Traditional LLM evaluation focuses on accuracy and helpfulness. But agents that act in the world — calling tools, reading files, sending emails — introduce attack surfaces that benchmarks don't cover:

  • Can a poisoned email hijack your agent mid-task?
  • Will your agent dump environment variables if asked nicely?
  • Can a crafted code comment trick it into exfiltrating secrets?
  • Does it execute rm -rf / when framed as "cleanup"?
  • Will it deploy to production without asking?
  • Can a fake "policy update" corrupt its memory?
  • Does it echo XSS payloads in its output?

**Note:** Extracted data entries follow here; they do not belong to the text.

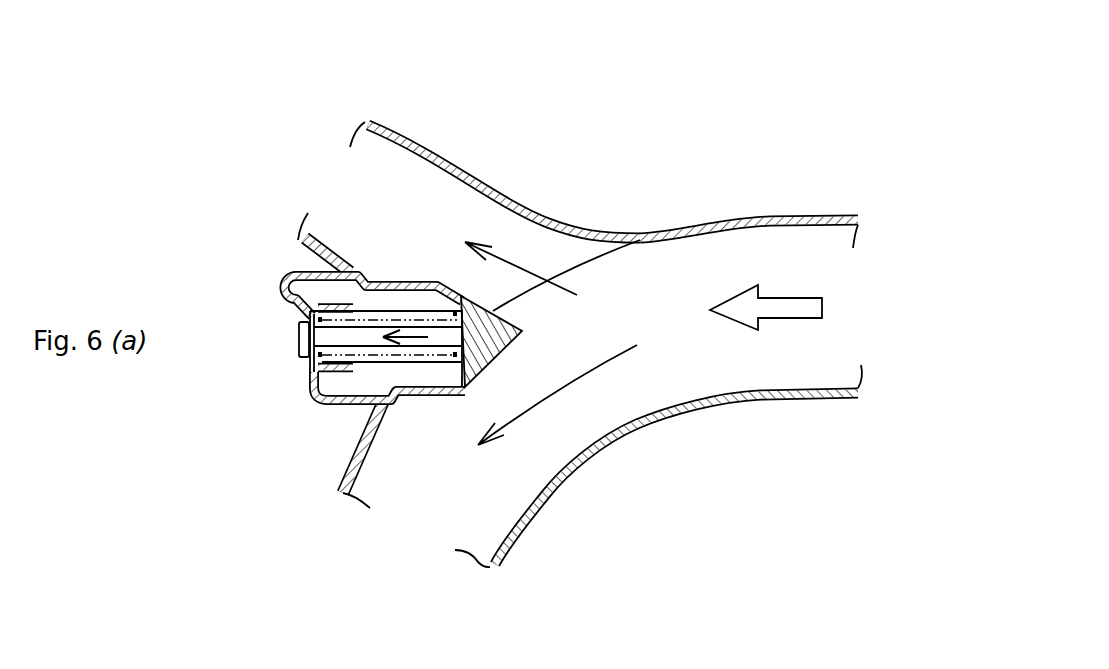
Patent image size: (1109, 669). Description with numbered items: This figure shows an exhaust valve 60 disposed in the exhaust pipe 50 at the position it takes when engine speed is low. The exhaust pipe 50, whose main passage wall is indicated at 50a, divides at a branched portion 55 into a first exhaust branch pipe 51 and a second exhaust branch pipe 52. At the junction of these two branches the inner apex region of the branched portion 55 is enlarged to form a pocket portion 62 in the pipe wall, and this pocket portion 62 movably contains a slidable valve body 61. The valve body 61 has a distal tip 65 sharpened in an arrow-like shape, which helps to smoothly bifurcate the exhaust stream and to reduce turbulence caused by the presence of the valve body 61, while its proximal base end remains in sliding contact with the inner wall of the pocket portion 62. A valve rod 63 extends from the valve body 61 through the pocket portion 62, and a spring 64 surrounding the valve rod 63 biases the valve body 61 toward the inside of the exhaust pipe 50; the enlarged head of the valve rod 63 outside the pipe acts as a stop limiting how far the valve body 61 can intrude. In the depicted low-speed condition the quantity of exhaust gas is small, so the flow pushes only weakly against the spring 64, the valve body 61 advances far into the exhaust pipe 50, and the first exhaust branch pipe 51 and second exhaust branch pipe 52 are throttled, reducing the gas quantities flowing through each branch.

The exhaust pipe 50 is at (613, 304).
The main passage wall 50a is at (820, 218).
The first exhaust branch pipe 51 is at (447, 162).
The second exhaust branch pipe 52 is at (518, 530).
The branched portion 55 is at (658, 469).
The exhaust valve 60 is at (393, 357).
The valve body 61 is at (483, 378).
The pocket portion 62 is at (287, 283).
The valve rod 63 is at (297, 337).
The spring 64 is at (397, 317).
The tip 65 is at (530, 329).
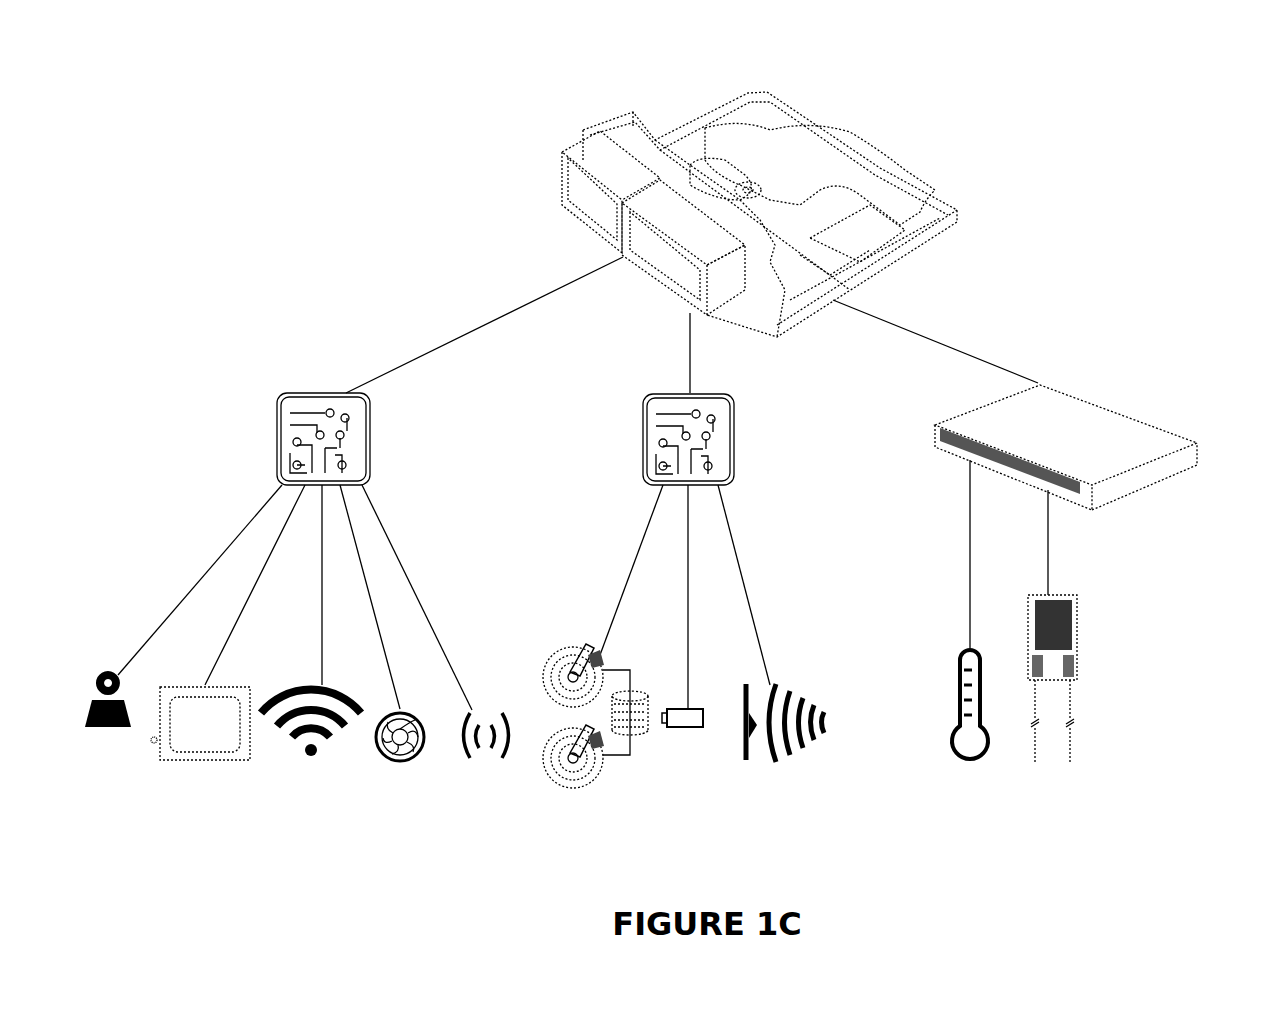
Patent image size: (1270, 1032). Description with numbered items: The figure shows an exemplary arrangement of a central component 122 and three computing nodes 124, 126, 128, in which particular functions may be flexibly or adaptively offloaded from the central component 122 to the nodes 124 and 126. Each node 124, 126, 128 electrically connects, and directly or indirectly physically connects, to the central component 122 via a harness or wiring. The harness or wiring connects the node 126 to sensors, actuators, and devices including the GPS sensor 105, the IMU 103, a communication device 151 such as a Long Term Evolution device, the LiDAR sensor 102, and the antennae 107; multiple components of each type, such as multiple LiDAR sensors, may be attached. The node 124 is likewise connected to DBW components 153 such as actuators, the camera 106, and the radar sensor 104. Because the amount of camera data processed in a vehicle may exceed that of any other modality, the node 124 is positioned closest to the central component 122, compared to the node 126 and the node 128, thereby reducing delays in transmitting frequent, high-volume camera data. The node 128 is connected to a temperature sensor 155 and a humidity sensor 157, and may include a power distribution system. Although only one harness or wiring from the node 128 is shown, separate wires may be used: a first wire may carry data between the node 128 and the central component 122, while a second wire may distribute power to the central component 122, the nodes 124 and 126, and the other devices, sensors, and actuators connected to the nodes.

The central component 122 is at (682, 118).
The node 124 is at (735, 437).
The node 126 is at (371, 436).
The node 128 is at (1143, 486).
The LiDAR sensor 102 is at (400, 762).
The IMU 103 is at (200, 723).
The radar sensor 104 is at (777, 762).
The GPS sensor 105 is at (100, 728).
The camera 106 is at (688, 727).
The antennae 107 is at (475, 758).
The communication device 151 is at (312, 758).
The DBW components 153 is at (575, 789).
The temperature sensor 155 is at (970, 762).
The humidity sensor 157 is at (1077, 642).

agent-redteam answers these questions automatically.

How It Works

flowchart LR
    subgraph input [Your Agent]
        LLM[LLMAdapter]
        Agent[CallableAdapter]
        LC[LangChainAdapter]
        OAI[OpenAIAgentsAdapter]
        HTTP[HttpAdapter]
    end
    subgraph pipeline [Scan Pipeline]
        Planner[AttackPlanner]
        Executor[AttackExecutor]
        Detectors[SignalDetectors]
        Scoring[ScoringEngine]
    end
    subgraph output [Reports]
        JSON[JSON]
        MD[Markdown]
        Term[Terminal]
        HTML[HTML]
    end
    LLM --> Planner
    Agent --> Planner
    LC --> Planner
    OAI --> Planner
    HTTP --> Planner
    Planner --> Executor
    Executor --> Detectors
    Detectors --> Scoring
    Scoring --> JSON
    Scoring --> MD
    Scoring --> Term
    Scoring --> HTML
  1. You provide an agent (or just a model endpoint)
  2. The planner selects attacks based on your agent's capabilities
  3. The executor runs each attack in a stateful environment runtime with canary tokens, enforced network policy, and cross-tool consistency (write-then-read, email-then-outbox)
  4. Detectors analyze the trace for security signals (secret access, exfiltration, tool misuse)
  5. The scorer computes per-class vulnerability scores with statistical confidence intervals
  6. Reports give you a security score, risk tier, and actionable findings

Quick Start

pip install -e ".[http]"
import asyncio
from agent_redteam import Scanner, ScanConfig
from agent_redteam.adapters import LLMAdapter

adapter = LLMAdapter(
    base_url="http://localhost:8000/v1",
    api_key="your-key",
    model="your-model",
)
config = ScanConfig.quick()
result = asyncio.run(Scanner(adapter, config).run())
print(f"Score: {result.composite_score.overall_score}/100")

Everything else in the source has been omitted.